Ça se passe aujourd'hui. Ou peut-être demain. Au sommet d'une montagne prise dans les nuages et fichée d'un bunker post-apocalyptique. A moins qu'il s'agisse de ruines anciennes ou des restes d'un village. Plus bas, une jungle. La Colombie, probablement. Mais ce n'est pas dit.

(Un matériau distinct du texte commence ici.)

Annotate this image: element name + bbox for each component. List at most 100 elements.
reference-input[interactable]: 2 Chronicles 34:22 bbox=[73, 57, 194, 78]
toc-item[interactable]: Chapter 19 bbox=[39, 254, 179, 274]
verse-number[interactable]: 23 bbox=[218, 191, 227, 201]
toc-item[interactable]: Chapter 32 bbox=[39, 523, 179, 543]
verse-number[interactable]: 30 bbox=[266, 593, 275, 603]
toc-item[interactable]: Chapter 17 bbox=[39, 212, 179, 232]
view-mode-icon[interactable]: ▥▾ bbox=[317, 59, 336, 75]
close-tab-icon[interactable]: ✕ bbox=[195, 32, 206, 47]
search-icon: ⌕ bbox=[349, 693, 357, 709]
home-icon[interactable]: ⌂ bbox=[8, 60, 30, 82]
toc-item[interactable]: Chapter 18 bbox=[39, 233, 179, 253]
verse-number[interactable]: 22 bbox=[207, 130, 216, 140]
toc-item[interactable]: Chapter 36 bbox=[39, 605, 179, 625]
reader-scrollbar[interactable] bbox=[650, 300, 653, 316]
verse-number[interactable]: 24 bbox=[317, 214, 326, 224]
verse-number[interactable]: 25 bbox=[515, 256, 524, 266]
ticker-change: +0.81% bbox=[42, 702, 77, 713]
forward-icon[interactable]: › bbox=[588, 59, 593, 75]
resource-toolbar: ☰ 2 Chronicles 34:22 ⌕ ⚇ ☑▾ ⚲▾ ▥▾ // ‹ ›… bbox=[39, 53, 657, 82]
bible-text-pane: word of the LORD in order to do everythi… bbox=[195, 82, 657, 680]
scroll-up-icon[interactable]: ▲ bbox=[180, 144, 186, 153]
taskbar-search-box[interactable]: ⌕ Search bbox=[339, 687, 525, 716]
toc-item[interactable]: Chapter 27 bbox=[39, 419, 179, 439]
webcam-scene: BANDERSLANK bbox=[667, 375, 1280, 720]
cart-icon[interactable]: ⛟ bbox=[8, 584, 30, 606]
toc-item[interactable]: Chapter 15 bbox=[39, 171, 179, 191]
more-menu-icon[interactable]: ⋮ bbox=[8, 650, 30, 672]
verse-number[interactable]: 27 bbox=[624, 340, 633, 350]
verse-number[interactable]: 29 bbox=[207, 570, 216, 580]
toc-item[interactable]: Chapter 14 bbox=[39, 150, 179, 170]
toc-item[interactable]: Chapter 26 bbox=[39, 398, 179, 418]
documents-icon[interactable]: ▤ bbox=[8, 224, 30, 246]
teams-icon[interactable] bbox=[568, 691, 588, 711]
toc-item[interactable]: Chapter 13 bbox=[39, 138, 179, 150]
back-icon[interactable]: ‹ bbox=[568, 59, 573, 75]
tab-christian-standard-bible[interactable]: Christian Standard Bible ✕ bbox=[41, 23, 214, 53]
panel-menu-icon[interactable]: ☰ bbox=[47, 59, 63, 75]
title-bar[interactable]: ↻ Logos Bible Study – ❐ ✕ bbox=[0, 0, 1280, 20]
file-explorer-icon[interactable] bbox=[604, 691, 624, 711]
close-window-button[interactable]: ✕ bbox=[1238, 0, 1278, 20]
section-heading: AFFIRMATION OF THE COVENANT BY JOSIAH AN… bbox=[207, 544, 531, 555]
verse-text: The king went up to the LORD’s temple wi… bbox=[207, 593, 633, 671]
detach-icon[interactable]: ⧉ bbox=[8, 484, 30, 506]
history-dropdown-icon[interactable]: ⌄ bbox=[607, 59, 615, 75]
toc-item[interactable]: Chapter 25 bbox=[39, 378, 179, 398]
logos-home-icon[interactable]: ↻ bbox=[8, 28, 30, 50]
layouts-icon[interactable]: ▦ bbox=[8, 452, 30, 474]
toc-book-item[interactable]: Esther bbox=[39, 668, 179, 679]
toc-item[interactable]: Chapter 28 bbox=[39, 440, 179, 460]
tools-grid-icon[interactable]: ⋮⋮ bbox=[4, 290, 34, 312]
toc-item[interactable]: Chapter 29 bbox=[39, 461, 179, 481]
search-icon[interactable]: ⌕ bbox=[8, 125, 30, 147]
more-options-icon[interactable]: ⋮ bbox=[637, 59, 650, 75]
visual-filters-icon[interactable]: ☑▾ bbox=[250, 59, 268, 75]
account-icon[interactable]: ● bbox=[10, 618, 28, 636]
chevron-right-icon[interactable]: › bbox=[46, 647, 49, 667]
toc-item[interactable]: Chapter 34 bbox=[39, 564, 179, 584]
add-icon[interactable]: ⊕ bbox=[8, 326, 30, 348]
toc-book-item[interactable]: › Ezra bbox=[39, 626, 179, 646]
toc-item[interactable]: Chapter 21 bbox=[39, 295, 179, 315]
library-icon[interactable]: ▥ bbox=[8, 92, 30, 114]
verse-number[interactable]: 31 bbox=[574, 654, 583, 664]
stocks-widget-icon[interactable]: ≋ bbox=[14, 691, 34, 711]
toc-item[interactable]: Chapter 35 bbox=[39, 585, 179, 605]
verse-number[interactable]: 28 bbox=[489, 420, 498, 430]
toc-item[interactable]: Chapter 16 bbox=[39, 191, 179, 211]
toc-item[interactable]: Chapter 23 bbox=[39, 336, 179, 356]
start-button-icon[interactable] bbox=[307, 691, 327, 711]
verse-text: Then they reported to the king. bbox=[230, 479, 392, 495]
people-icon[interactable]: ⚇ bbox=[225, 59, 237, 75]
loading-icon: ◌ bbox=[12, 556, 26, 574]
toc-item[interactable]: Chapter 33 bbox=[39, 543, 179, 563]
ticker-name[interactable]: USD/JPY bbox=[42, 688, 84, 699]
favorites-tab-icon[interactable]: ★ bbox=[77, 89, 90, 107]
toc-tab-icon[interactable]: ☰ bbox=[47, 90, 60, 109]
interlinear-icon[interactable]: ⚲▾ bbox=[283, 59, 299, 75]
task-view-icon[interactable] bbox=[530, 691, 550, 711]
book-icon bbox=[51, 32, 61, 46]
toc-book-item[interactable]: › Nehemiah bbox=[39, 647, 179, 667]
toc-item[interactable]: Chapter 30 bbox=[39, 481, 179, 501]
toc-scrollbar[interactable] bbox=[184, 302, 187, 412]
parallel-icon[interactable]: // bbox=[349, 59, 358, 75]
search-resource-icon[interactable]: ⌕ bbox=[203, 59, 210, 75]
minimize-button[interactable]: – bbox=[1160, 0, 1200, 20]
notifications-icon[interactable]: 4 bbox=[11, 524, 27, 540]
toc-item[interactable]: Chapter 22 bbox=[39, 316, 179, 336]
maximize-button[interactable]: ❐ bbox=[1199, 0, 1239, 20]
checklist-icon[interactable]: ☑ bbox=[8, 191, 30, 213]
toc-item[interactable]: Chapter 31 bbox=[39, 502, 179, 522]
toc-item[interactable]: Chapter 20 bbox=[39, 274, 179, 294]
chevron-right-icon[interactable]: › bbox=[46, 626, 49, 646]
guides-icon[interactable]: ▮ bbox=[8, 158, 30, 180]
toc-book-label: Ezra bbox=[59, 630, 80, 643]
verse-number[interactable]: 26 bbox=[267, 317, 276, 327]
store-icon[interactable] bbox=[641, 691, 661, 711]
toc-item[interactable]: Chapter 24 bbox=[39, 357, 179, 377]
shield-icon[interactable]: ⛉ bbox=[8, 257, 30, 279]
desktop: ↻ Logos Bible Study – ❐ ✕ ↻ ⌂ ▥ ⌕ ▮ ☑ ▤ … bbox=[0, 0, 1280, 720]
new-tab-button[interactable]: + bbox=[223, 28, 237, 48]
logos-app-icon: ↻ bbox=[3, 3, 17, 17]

Des enfants jouent à la guerre. Sauf qu'ils ne jouent pas vraiment. Une guerre fait effectivement rage, au loin. Elle résonne dans la radio, puis se rapproche, menaçante, furieuse. Qui se bat ? On l'ignore. Mais ces ados au genre trouble (un garçon aux cheveux longs qui roule du cul les cuisses gainées de bas noirs, une fille aux cheveux courts qui se bat comme un mec et se fait appeler Rambo...) s'entraînent, arme à la main, hurlant comme des bêtes sauvages, sous les ordres d'un nain bodybuildé. Au milieu, une otage américaine. Et une vache précieuse.
Inracontable et sortant du schéma classique des récits balisés qui exposent avec clarté et concluent en apportant toutes les réponses, Monos est avant tout une expérience sensorielle. Le "qui ? pourquoi ? où ? comment ? et enfin ?" n'a pas sa place ici ; chercher à anticiper, espérer obtenir les clés, attendre une explication, relève de la vaine entreprise. Et ça n'a rien de frustrant.
Il s'agit de se laisser porter par la splendeur surnaturelle des décors naturels, magnifiés par une réalisation aussi sobre qu'impressionnante. De se laisser hypnotiser par les fulgurances d'une B.O. organique. D'encaisser à chaque plan l'impact d'un casting jeune, nouveau, inconnu, d'une intensité de jeu et d'un engagement physique exceptionnels. De vivre et survivre avec eux, animaux sauvages qui se roulent dans la boue, enfants joueurs et baiseurs, soldats illuminés en quête d'une cause et d'un monde à recréer ou à retrouver.
Oeuvre inclassable d'une spectaculaire beauté plastique, Monos fait partie de ces films rares qui laissent une impression durable sans pour autant qu'on en saisisse véritablement le sens. Comme une persistance rétinienne, un poème visuel brutal, qui fascine et foudroie en s'adressant aux tripes du spectateur. Profondément instinctif.